Des arbres ont été coupés pour aménager de nouvelles voies de circulation
Des arbres ont été coupés pour aménager de nouvelles voies de circulation
© Parcs Canada

Calendrier prévu du projet

Hiver 2004-2005
Retrait des arbres pour l’aménagement des nouvelles voies

Septembre 2005 à août 2006
Construction d’un nouveau passage au-dessus de la rivière Bow et de la voie ferrée du Canadien Pacifique, près de Lake Louise

Décembre 2005 à mars 2006
Broyage de gravier pour la construction/le revêtement de la chaussée

Août 2005 à septembre 2007
Construction de nouvelles voies, et notamment : aménagement de passages inférieurs, terrassement, construction d’ouvrages de drainage, nivellement et pose de la première couche de revêtement

Octobre 2005 à juin 2007
Aménagement des passages fauniques primaires, du pont du ruisseau Moraine et de passages pour piétons

Septembre 2006 à juillet 2007
Remise en état des passages qui enjambent la rivière et la voie ferrée du Canadien Pacifique, près de Lake Louise

Juin 2007 à octobre 2007
Aménagement paysager, pose d’une clôture dotée de barrières à bétail et de barrières canadiennes le long de la route; mise en service des quatre voies d’ici novembre 2007

Mai 2008 à août 2008
Pose du revêtement de surface

Mise à jour


  • En mai 2005, le plan définitif du projet a été approuvé et la totalité du budget prévu, soit 50 millions de dollars, a été libérée. Cette somme permettra d’entreprendre les travaux d’élargissement du tronçon de 10 km à l’est de Lake Louise, et de mettre en oeuvre les mesures d’atténuation.
  • Le projet prévoit aussi la construction d’une clôture de 7,5 km en bordure de la route, en direction ouest à partir de Lake Louise.

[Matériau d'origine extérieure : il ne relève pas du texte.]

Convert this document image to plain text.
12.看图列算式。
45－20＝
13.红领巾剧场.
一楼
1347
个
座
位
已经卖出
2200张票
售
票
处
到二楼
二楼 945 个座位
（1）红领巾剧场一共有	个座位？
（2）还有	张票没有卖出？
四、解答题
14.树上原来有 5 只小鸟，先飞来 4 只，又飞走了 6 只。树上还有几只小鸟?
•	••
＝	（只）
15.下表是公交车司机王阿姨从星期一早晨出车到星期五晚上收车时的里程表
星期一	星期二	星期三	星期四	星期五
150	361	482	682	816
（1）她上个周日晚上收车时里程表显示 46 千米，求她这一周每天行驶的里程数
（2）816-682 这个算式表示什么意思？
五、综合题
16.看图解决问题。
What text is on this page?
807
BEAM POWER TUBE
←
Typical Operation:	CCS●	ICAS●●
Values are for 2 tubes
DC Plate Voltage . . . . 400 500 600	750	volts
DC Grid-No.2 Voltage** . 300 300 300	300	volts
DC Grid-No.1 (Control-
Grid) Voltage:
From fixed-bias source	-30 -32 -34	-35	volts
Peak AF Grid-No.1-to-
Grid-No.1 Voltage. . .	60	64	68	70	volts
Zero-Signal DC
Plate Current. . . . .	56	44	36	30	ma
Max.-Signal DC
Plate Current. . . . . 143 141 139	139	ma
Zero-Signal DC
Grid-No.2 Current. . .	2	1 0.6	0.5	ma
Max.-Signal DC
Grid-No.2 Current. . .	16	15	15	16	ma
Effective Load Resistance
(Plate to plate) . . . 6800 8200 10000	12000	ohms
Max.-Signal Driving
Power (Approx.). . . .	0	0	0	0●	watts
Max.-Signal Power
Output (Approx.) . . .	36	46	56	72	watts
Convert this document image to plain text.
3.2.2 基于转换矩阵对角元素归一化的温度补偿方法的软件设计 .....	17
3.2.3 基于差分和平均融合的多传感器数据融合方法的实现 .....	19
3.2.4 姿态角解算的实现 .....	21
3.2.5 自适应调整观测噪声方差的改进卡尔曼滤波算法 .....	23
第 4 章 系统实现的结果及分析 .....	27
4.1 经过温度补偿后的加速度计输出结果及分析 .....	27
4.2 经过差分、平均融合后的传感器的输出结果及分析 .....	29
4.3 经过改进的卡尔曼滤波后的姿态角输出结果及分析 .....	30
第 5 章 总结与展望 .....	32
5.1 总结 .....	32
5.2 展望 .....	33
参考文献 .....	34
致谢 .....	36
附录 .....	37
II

Sur toute la longueur du tronçon clôturé de 17,5 km, huit passages pour animaux sauvages seront construits : deux passages supérieurs de 60 m de largeur, un passage inférieur sous le pont de 35 m de largeur (rivière Bow); un passage inférieur de 20 m, et quatre passages inférieurs de 7 m de largeur. L’aménagement de plusieurs ponceaux « secs » de 1 m de largeur aidera aussi les petits animaux à traverser le tronçon de 10 km qui sera maintenant élargi à quatre voies.
  • Des arbres ont été coupés cet hiver pour éviter d’importuner les oiseaux migrateurs qui nichent en saison le long des voies navigables. Une certaine quantité d’arbres ont été vendus pour aider à couvrir une partie des coûts du projet, et les chicots seront mis en copeaux et compostés pour créer de la terre qui servira à recouvrir les zones perturbées le long de la route. La nation Siksika se servira également de certains arbres pour fabriquer des mâts de tipi de même que pour la tenue de cérémonies traditionnelles.
  • Des améliorations ont été apportées au plan d’élargissement initial, et on a procédé notamment à une légère déviation dans l’alignement de la voie de circulation dans deux virages. Grâce à ce rajustement, il ne sera pas nécessaire de pratiquer des coupes élevées ni d’aménager des murs de soutènement, sans compter que cela permettra d’adoucir les courbes et d’accroître la sécurité des automobilistes. Au nombre des autres avantages notons les économies de coût, l’amélioration d’un passage pour animaux sauvages, et la réduction de quelques hectares de l’empreinte du projet.
  • Les plans de plusieurs ponts et passages ont également été peaufinés. Par exemple, le nouveau pont qui enjambera le ruisseau Moraine sera situé au sud de la Transcanadienne plutôt qu’au nord. Cette décision procure des avantages sur le plan de la sécurité, respecte le débit naturel du cours d’eau et est bénéfique pour les arlequins plongeurs qui nichent à cet endroit. De plus, le nouveau pont de la rivière Bow, qui sera plus long, a été conçu pour enjamber la rivière sur toute sa surface afin d’éviter toute perturbation pour le poisson.
  • Nous envisageons d’aménager un passage inférieur pour piétons à l’extrémité ouest de Lake Louise à la suite des commentaires formulés par les résidents du lotissement urbain et du conseil communautaire.
  • Par le biais du financement de Parcs Canada et de partenariats conclus avec plusieurs fondations nord-américaines et le Western Transportation Institute du Montana, nous prévoyons effectuer des analyses de l’ADN aux passages en place en ce moment. L’ADN est prélevé à partir de poils d’animaux accrochés à de la ficelle collante et à du fil barbelé. Cette empreinte génétique nous permettra de déterminer quels sont les animaux d’une population qui contribuent au flux génétique et de voir à ce que la connectivité de la population soit préservée ou rétablie grâce aux diverses mesures d’atténuation.
  • Lors de la construction de la Transcanadienne au milieu des années 50, de nombreux cours d’eau ont été déviés vers des ponceaux aménagés sous la route. Grâce aux travaux d’élargissement que nous entreprenons en ce moment, ces cours d’eau pourront à nouveau s’écouler dans leur lit d’origine, ce qui leur permettra de recouvrer leur santé et d’assurer leur productivité. Les communautés d’insectes qu’ils abritent seront rétablies et serviront de sources d’alimentation pour les poissons et les oiseaux, comme le cincle plongeur et l’arlequin plongeur de la rivière Bow.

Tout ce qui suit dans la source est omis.